Gencos Give Six Conditions to Avoid Operational Shutdown
Discos kick against TCN's management of N72bn Urge FG to tackle transmission challenges
Power generation companies (Gencos) in Nigeria have listed six conditions that must be met by the federal government or they shut down their operations.
This is coming as the distribution companies (Discos) have kicked against the federal government’s selection of the Transmission Company of Nigeria (TCN) to manage the N72 billion financial investments it intends to inject into the distribution network nationwide.
The Discos have also identified low power transmission caused by the persistent directive from the National Control Centre (NCC) to generation companies to generate electricity below optimal level as a major hindrance to the country’s drive towards efficient power supply and called on the federal government to urgently tackle the transmission challenges.
One of the six conditions
handed over to the federal government by the Gencos is the immediate payment of the outstanding balance due to them under the N213 billion Nigeria Electricity Market Stabilisation Facility (NEMSF) created by the Central Bank of Nigeria (CBN) in 2013.
The second condition is that the Gencos also want the federal government to pay them the outstanding balance for power generated as at January 2015 before the Transition Electricity Market (TEM) took off, as well as outstanding invoices for power supplied to the grid between February 2015 and December, 2016 with accrued interests.
They also seek capacity payments for the period February 2015, to date, payment for deemed capacity for the period 2013 to date, and the setting up of an effective financing plan which would kick off after the completion of the N701 billion assurance facility set up by the government to sustain payments of invoices until 2021, when the government estimated the power market would be self-sustaining.
Speaking yesterday through a statement by the Secretary of the umbrella body of the Gencos - the Association of Power Generation Companies (APGC), Dr. Joy Ogaji, the power producers explained that contrary to the impressions being created in some quarters, they have not been better off with existing financial intervention schemes initiated by the federal government.
“Gencos without equivocation are stressing the need for government and relevant stakeholders to tackle the operational inefficiency and liquidity challenges plaguing the entire value chain and making the sector unattractive for investment by: expediting the process of payment of the outstanding balance due to Gencos under the CBN N213 billion Electricity Market Stabilisation Facility.

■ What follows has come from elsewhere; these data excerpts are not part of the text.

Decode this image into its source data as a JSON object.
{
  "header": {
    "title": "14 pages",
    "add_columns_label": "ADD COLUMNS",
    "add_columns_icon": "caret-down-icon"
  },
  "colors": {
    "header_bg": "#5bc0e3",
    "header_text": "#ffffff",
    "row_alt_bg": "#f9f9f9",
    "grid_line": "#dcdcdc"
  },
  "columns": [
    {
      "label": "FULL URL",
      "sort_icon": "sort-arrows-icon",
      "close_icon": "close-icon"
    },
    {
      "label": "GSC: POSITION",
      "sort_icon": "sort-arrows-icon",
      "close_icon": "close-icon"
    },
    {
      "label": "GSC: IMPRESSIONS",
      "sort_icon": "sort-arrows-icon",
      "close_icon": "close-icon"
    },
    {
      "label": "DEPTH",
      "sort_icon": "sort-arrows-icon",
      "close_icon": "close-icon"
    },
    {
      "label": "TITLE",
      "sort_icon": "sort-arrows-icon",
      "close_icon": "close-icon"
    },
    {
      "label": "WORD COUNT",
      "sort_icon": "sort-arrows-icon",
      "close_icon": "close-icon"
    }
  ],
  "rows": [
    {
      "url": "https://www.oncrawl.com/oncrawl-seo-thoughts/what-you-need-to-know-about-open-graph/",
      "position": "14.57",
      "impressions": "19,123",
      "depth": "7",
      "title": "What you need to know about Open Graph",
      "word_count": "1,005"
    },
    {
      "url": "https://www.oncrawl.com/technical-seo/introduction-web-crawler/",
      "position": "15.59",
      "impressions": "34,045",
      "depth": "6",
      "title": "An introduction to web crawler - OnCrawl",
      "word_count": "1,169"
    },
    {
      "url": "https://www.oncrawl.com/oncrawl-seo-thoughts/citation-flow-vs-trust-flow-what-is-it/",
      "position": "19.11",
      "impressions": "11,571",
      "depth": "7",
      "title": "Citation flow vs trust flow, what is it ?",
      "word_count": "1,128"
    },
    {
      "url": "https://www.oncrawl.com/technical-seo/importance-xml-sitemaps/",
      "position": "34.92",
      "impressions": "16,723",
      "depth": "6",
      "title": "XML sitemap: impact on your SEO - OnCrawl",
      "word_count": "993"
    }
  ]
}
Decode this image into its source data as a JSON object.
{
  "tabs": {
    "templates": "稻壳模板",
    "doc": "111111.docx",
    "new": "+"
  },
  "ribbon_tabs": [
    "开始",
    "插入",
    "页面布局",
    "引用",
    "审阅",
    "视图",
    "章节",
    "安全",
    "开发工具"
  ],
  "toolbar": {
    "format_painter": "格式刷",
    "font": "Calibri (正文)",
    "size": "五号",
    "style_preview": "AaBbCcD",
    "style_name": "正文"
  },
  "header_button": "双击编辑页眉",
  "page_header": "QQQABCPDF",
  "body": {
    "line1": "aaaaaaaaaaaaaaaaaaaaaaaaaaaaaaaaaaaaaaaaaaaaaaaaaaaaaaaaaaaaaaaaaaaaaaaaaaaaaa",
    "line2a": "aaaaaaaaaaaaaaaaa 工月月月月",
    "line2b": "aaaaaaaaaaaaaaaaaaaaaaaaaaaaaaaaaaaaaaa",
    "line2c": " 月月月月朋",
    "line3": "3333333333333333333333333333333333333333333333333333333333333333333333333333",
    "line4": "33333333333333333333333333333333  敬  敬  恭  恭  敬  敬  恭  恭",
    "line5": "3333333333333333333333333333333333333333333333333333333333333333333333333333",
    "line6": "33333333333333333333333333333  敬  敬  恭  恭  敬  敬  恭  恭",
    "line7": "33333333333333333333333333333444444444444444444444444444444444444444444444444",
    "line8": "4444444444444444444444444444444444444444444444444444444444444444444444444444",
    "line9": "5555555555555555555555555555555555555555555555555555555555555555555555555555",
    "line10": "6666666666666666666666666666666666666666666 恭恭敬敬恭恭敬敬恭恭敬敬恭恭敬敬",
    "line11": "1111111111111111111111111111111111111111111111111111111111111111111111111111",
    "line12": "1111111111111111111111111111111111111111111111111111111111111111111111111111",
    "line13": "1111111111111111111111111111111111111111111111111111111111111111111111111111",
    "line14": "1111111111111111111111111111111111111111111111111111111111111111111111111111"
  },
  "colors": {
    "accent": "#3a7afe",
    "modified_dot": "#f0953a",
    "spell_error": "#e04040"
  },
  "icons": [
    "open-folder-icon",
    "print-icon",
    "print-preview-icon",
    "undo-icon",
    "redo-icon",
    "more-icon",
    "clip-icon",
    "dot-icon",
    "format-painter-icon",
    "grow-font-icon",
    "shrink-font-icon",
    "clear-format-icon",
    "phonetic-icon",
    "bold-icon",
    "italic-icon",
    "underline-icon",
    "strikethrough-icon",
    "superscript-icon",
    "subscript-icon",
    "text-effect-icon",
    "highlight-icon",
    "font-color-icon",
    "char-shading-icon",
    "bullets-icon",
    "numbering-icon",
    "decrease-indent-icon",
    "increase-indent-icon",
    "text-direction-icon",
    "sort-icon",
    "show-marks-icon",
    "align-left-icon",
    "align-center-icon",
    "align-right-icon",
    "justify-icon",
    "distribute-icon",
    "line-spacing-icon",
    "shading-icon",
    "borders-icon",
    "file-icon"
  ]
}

“Payment of the outstanding for January 2015 (invoice unpaid with Market Operator before TEM); outstanding/unpaid invoices from February 2015 to December 2016 with accrued interests; payment for available capacity for the period 2015 February to date; payment for deemed capacity for the period 2013 to date; putting in place an effective financing plan to kick in upon the exhaustion of the N701 billion payment assurance facility to sustain payments of invoices till 2021, when federal government projects that the NESI would be self-sustaining,” the statement said.
The Gencos noted that there was a plan by the federal government to provide them with World Bank Partial Risk Guarantees (PRGs) supported by sovereign guarantees from Nigeria at the inception of the power sector privatisation exercise, adding that such financial instrument has become inevitable.
“Without such instruments and the required sovereign backing, it becomes impossible for any bank or financial institution to provide any funding or credit accommodation to any Genco, yet there is an obvious need for substantial additional investments and funding to develop the NESI and put the electricity market on the right growth trajectory,” the Gencos added.